Пусть художницу никто не знает, пусть качеству письма далеко до ренуаровского, зато в картине было очарование. И в ней крылась какая-то тайна, Алёна это чувствовала всем существом своим, навостренным на раскрытие всяческих загадок.

Она немножко подумала о том, где повесит картину. Вообще вопрос сей непростой. Потому что за жизнь всевозможных картин у Алёны накопилось преизрядное количество, на стены невозможно взглянуть, чтобы не натолкнуться на полотно. Потолок, правда, оставался пока свободен. Ничего, найдется место и на стенах, можно чуточку раздвинуть там и там… Скажем, «Лошади и ветер» повесить чуть ниже, а «Лиловый закат» и фотографию, на которой писательница Дмитриева запечатлена танцующей, чуть правей. Вот и найдется место на стенке рядом с письменным столом! Только будут ли сочетаться цвет и форма рамок? Алёна как-то не обратила внимания на оформление своей замечательной покупки. Вроде какой-то довольно замшелый багет… В крайнем случае раму можно сменить, а может, все и обойдется, не придется менять. Ужасно захотелось распаковать картину и посмотреть на нее и на рамку еще разок, но тут Алёнины силы кончились, и она уснула раньше, чем успела шевельнуть хоть пальцем. «С утра пораньше посмотрю», – еще подумала она. Или ей это только приснилось.
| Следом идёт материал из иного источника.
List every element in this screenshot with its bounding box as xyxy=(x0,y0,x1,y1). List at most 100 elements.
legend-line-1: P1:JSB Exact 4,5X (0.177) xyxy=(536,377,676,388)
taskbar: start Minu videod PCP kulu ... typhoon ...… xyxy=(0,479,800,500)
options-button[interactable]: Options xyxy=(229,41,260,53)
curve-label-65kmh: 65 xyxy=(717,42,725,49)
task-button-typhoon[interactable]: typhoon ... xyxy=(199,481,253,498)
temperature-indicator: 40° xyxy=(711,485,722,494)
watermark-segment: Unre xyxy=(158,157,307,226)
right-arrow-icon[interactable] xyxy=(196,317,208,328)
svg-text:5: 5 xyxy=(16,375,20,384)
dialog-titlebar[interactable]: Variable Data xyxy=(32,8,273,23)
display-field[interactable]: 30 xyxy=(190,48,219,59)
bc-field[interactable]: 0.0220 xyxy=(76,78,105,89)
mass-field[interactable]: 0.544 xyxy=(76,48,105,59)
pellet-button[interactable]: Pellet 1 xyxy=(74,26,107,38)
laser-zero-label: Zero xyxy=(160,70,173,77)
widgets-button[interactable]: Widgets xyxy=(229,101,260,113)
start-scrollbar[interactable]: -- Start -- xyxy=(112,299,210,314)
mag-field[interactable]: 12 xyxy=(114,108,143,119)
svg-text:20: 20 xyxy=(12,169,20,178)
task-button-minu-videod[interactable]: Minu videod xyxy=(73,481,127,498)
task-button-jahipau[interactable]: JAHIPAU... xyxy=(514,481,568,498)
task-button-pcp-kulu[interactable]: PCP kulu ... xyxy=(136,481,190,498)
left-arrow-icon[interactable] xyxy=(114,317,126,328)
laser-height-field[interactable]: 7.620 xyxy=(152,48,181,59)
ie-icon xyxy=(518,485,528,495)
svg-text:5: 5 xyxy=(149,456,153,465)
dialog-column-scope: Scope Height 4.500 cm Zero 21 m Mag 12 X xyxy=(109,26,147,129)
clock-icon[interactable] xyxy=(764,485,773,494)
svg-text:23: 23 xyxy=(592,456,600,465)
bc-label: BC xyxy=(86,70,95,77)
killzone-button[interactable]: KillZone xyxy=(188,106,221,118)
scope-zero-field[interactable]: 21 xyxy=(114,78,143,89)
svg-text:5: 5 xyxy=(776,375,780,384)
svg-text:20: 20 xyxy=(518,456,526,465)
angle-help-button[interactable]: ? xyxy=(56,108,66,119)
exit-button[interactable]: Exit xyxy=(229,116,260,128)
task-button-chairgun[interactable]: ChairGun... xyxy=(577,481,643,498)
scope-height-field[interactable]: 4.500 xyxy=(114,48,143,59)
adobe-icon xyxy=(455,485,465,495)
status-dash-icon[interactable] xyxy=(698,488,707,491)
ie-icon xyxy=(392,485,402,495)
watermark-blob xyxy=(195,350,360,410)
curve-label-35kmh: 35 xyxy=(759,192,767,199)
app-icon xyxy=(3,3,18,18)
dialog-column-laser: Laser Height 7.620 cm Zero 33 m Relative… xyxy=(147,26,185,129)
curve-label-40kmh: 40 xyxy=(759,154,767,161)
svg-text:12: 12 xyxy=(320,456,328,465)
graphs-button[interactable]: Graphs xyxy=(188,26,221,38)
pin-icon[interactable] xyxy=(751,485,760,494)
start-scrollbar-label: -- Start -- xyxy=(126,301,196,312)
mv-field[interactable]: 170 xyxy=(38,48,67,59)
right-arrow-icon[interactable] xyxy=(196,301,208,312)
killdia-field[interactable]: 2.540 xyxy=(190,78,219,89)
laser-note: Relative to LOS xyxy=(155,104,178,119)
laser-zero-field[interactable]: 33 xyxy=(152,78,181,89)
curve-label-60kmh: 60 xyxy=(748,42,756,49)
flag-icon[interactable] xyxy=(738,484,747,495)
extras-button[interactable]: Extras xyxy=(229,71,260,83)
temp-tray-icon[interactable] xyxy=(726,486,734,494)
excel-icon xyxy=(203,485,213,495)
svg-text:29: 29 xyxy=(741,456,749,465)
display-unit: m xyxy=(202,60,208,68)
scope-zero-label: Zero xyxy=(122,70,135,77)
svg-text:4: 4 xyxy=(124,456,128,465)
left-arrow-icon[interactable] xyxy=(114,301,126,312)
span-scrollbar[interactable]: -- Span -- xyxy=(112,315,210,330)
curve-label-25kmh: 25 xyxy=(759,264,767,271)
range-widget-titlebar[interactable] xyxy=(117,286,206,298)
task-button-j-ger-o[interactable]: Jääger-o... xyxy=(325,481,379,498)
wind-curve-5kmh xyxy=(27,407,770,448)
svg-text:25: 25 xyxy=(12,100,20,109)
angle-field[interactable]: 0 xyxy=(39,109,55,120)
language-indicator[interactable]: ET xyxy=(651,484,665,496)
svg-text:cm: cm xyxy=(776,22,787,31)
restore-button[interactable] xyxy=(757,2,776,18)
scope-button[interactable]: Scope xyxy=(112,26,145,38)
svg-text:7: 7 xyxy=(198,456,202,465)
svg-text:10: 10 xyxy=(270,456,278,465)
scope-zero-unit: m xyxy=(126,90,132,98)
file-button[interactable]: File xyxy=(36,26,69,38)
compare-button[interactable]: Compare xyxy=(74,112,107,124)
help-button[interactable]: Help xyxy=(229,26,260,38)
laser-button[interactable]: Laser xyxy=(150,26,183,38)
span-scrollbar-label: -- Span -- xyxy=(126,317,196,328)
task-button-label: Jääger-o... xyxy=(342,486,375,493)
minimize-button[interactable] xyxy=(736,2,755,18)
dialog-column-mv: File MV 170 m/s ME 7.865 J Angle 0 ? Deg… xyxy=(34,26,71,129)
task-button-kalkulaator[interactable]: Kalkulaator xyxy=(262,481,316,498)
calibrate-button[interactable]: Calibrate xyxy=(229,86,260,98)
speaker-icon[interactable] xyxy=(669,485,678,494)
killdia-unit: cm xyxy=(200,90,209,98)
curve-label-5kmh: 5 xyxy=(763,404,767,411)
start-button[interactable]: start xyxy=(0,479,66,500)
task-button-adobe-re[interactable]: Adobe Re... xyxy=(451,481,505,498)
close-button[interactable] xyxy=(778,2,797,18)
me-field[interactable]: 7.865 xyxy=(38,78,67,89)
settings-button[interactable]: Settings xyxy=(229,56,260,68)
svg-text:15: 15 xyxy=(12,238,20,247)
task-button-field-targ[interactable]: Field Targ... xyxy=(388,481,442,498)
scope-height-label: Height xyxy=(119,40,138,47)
Однако с утра пораньше, понятно, оказалось не до посмотреть, что поймет каждый, кто хоть раз собирался на ранний рейс в аэропорт. Непременно ведь начинается сущая свистопляска по какой-нибудь столь же ерундовской, сколь и важнейшей причине. То неизвестно куда подеваются, к примеру, паспорт или билет, то сломается колесико у чемодана-тележки, то «молния» на сумке разойдется, то оторвется набойка от каблука… Алёна Дмитриева в разные моменты своей жизни сталкивалась поочередно со всеми вышеперечисленными пакостями фортуны, однако сейчас бог их от нее отвел, но подкинул вот какую штуку: волосы нынче выглядели совершенно жутко. Ну вот, не зря она не любила ложиться с мокрой головой. Сейчас на голове не привычные веселые кудряшки, а пакля какая-то, плотно облепившая черепушку. И времени нет намочить волосы, чтобы они хоть чуточку завились снова! Ну ладно, как говорят, покорного сýдьбы влекут, а строптивого волокут. Конечно, Алёна не допустит, чтобы ее волокли. Она собрала волосы на затылке, защелкнула их заколкой, за ушами подобрала невидимками. Ну и что, и ничего страшного. То есть вообще-то страшновато, но терпимо, немножко можно и потерпеть, до Москвы как-нибудь доедет, все равно ее никто не знает. А в Москве будет время хоть чуть-чуть привести голову в порядок в каком-нибудь туалете, чтобы вернуться в привычное обличье перед тем, как сесть на поезд и начать ловить взгляды как поклонников своего творчества, так и поклонников своей красоты.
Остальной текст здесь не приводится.